22
June
2020
|
12:12
Europe/London

A discussion with Dr Rubina Jasani on empowering asylum-seeking women

During World Refugee Week 2020, we interviewed Dr Rubina Jasani to find out more about her work with asylum-seeking women.

 Dr Rubina Jasani discussed her collaborative partnership with Women Asylum Seekers Together (WAST), the challenges refugee and migrant women face in the COVID-19 crisis and the limits of self-advocacy.

We begin by asking Rubina about her involvement with former lecturer in Humanitarian Studies, Dr López, in training asylum-seeking women at WAST to become researchers and filmmakers.

Dr Rubina Jasani

Can you tell us about the WAST PEER research project?

We wanted to create a project around education but also around giving women the resources to tell their own stories. Me and Dr Lopez are Anthropologists and work on India and Mexico. They work on maternal health, and I work on life after violence. As we were working on violence and in spaces of extreme poverty and deprivation a lot of the time, people felt that their stories were all they had. We wanted to think of other ways of creating knowledge where women felt more in control of the stories they were telling and the knowledge that was being produced.

Other academics like Dr Necla Acik and Dr Sarah Marie Hall helped us embark on this journey of training them as researchers.
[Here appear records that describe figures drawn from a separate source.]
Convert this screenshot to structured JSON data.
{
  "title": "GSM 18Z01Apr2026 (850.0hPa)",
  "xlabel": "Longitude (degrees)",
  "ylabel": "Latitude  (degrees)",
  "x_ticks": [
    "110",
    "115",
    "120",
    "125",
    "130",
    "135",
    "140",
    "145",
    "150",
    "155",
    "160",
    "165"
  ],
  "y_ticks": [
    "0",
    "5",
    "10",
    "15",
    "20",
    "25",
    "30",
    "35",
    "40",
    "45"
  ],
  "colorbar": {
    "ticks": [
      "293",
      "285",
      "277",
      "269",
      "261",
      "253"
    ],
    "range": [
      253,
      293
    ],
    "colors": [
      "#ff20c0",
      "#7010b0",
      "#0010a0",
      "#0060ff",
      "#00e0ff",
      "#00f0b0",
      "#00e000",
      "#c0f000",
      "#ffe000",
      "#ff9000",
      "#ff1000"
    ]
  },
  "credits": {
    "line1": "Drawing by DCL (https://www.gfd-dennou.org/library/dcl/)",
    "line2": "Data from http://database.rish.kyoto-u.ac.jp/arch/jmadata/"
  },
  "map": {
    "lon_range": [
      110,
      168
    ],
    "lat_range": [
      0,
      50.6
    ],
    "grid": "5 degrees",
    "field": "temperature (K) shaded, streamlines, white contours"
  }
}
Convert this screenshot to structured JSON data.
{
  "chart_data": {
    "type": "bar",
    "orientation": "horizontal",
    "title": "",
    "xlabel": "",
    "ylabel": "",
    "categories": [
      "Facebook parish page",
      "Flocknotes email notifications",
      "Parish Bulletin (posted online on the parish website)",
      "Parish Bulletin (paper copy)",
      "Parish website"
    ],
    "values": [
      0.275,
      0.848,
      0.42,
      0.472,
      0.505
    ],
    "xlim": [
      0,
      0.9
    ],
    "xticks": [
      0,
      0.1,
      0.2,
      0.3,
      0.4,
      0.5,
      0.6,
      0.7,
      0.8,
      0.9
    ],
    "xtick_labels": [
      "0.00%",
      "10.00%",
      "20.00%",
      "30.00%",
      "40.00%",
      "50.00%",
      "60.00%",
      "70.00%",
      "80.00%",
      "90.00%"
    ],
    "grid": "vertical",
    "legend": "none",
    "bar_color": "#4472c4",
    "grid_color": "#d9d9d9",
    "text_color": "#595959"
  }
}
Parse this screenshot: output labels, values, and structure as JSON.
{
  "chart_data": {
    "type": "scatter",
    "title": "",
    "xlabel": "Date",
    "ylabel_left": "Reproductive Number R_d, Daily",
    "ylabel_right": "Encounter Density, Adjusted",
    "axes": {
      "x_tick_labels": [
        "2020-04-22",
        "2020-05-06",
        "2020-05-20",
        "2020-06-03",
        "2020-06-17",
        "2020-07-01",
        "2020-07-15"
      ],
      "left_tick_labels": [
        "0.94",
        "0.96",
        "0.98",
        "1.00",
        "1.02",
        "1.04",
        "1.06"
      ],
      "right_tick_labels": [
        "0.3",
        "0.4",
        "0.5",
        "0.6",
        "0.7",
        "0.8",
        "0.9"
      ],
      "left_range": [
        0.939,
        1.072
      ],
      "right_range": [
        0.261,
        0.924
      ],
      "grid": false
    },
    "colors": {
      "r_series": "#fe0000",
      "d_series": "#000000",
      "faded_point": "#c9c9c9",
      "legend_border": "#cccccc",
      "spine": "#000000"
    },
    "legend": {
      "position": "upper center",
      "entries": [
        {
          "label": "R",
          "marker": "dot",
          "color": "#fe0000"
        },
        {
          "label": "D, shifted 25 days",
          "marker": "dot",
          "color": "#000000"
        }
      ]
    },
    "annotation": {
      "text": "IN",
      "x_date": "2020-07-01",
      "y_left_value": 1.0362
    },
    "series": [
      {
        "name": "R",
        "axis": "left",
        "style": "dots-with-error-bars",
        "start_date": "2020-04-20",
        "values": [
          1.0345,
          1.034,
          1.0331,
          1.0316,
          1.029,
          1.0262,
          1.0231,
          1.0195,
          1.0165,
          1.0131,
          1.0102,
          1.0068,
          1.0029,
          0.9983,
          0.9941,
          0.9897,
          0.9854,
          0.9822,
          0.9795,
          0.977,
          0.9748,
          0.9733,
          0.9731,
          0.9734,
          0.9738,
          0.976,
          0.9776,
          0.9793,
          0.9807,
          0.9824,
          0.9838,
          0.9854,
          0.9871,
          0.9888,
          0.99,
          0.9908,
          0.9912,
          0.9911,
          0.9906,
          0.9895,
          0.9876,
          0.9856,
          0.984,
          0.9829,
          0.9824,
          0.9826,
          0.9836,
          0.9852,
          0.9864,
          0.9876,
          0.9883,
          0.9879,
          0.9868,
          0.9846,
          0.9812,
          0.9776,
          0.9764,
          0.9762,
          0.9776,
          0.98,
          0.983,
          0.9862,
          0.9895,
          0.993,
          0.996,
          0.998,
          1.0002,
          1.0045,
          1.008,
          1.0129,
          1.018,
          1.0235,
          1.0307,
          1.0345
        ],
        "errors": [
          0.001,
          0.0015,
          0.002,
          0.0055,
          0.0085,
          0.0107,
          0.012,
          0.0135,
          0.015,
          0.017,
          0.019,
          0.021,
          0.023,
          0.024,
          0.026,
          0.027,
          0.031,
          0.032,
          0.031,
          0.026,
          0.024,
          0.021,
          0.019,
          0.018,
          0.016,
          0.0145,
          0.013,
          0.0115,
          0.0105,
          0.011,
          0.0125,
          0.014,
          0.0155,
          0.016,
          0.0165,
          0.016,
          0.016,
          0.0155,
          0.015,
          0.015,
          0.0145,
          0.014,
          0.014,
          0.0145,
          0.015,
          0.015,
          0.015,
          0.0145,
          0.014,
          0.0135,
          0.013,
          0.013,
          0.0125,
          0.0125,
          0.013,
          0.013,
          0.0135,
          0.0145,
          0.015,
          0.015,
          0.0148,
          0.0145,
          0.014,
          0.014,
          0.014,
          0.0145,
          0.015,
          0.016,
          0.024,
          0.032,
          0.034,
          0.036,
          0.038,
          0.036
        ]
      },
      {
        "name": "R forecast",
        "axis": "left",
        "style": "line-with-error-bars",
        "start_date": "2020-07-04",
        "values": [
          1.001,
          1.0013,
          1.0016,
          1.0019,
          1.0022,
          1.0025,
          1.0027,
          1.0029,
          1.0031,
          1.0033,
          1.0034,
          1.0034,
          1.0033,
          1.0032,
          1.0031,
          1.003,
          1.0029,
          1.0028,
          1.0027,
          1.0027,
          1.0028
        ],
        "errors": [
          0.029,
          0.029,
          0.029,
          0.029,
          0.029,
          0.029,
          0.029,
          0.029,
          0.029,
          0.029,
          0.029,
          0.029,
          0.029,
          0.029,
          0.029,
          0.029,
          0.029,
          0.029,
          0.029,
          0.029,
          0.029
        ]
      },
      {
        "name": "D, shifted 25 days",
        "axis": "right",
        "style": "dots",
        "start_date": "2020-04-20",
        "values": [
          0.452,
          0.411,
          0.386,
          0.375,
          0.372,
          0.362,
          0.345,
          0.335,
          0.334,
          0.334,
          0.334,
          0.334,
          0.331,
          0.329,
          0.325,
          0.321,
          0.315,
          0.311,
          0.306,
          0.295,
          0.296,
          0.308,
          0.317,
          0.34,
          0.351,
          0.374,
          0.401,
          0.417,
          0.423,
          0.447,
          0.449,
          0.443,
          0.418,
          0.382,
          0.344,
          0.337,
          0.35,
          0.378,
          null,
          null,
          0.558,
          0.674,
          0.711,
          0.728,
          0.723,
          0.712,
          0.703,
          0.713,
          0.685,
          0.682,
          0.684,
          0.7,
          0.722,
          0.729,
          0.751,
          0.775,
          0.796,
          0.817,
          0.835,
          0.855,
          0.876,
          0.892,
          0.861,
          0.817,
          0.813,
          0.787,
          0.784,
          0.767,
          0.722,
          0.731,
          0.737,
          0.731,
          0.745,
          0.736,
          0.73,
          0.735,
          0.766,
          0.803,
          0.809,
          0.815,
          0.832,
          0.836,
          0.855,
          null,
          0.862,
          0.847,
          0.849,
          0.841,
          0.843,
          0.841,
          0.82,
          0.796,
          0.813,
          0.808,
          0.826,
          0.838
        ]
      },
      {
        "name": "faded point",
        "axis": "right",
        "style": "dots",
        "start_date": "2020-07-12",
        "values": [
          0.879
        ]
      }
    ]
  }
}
We trained them in research methods as we would educate any of our MA or PhD students. We initially started with twenty peer researchers, but these women had complicated lives, and at the end of 8 months, we graduated 10 Peer Ethnographers. Their first piece of independent research was later made into a film.

During the interviews these women did, we learnt how upset they felt about the lack of education, especially among healthcare professionals about the rights of asylum seekers and refugees. We started phase 2 of the project, where we thought of addressing that gap as academic research conducted by Louise Tomkow and Rebecca Farrington was also suggesting the same.

We decided to make films where they would interview young doctors and trainee nurses and midwives about their rights. The whole conversation was around secondary care, which included mental health, reproductive rights, and what happens when women get pregnant, and the kind of challenges that women face when they are in the asylum system.

The aim has always been educating the women to tell their stories, helping them to take ownership of the research skills they have acquired to create the resources that would then be used. The No Recourse project was later shortlisted for a Making a Difference Award by Social Responsibility at the University in the outstanding contribution to widening participation category.

We also have just written a collaborative book chapter that talks about the challenges of opening up the University to asylum seekers and refugees, and what happens when the subject of research becomes your student in the classroom. This raises questions on the kind of power hierarchies that are challenged, what are the new avenues of knowledge production that are opened up, and what are the challenges.

What are the main challenges migrant women face today?

I will refer to the challenges I have seen as one of the board of directors and volunteers for Safety4sisters (SFS) - a charity that works with asylum seekers and migrant women who are survivors of domestic violence.

I think when it comes to both organisations, the main challenge is no recourse to public funds, especially in current times when people were forced to go into lockdown. This has created a real crunch for those living on £5 a day with no access to resources. Most organisations moved to online working, and women did not have the resources to stock up or to access help through the internet.

Many of these women living in hostels were shifted, as the hostels shut down overnight. It is evident that during the lockdown, the rate of domestic violence went up. This is established through research that is coming in from Brazil, China, India, Spain, and France. For Manchester, this resulted in a higher demand for safety from women, which meant that overnight we had to think of strategies, think of money, to move them to safety.

Since the COVID-19 crisis, the world of support that was available to them was suddenly made unavailable. The weekly drop-ins at WAST, for example, was one of the most significant recreations for them as they would celebrate successes and get the legal aid and mental health support that they needed. They would get a warm meal, and that would be the only outing for the week. Organisations such as WAST and SFS fear the impact of the pandemic on women's asylum claims, the loss of the physical space, and their access to treatment for COVID-19.

A position paper a few other colleagues from SFS have written identifies how women -especially migrant women- are looked at through the lens of immigration and not looked at as survivors of domestic violence. They are terrified to come out in the open in case they are deported.

We have had to liaise and lobby hard with the city council to try and draw their attention to these issues.

Can you tell us about the Participatory Ethnographic Evaluation Research (PEER): forced migrants and the challenge of self-advocacy?

This is something that we had identified as the aim of the project initially, but that is something that we have documented as a process as we moved forward with the training. We were interested in figuring out: what were the limitations of self-advocacy? This points out to the limitation of user-led organisations where users cannot openly be seen taking political stands or supporting certain campaigns as they are vulnerable within the immigration system. At one level, it is a wonderful model of ownership and shared sisterhood; on the other, it limits you in many ways. We want to write about this at length.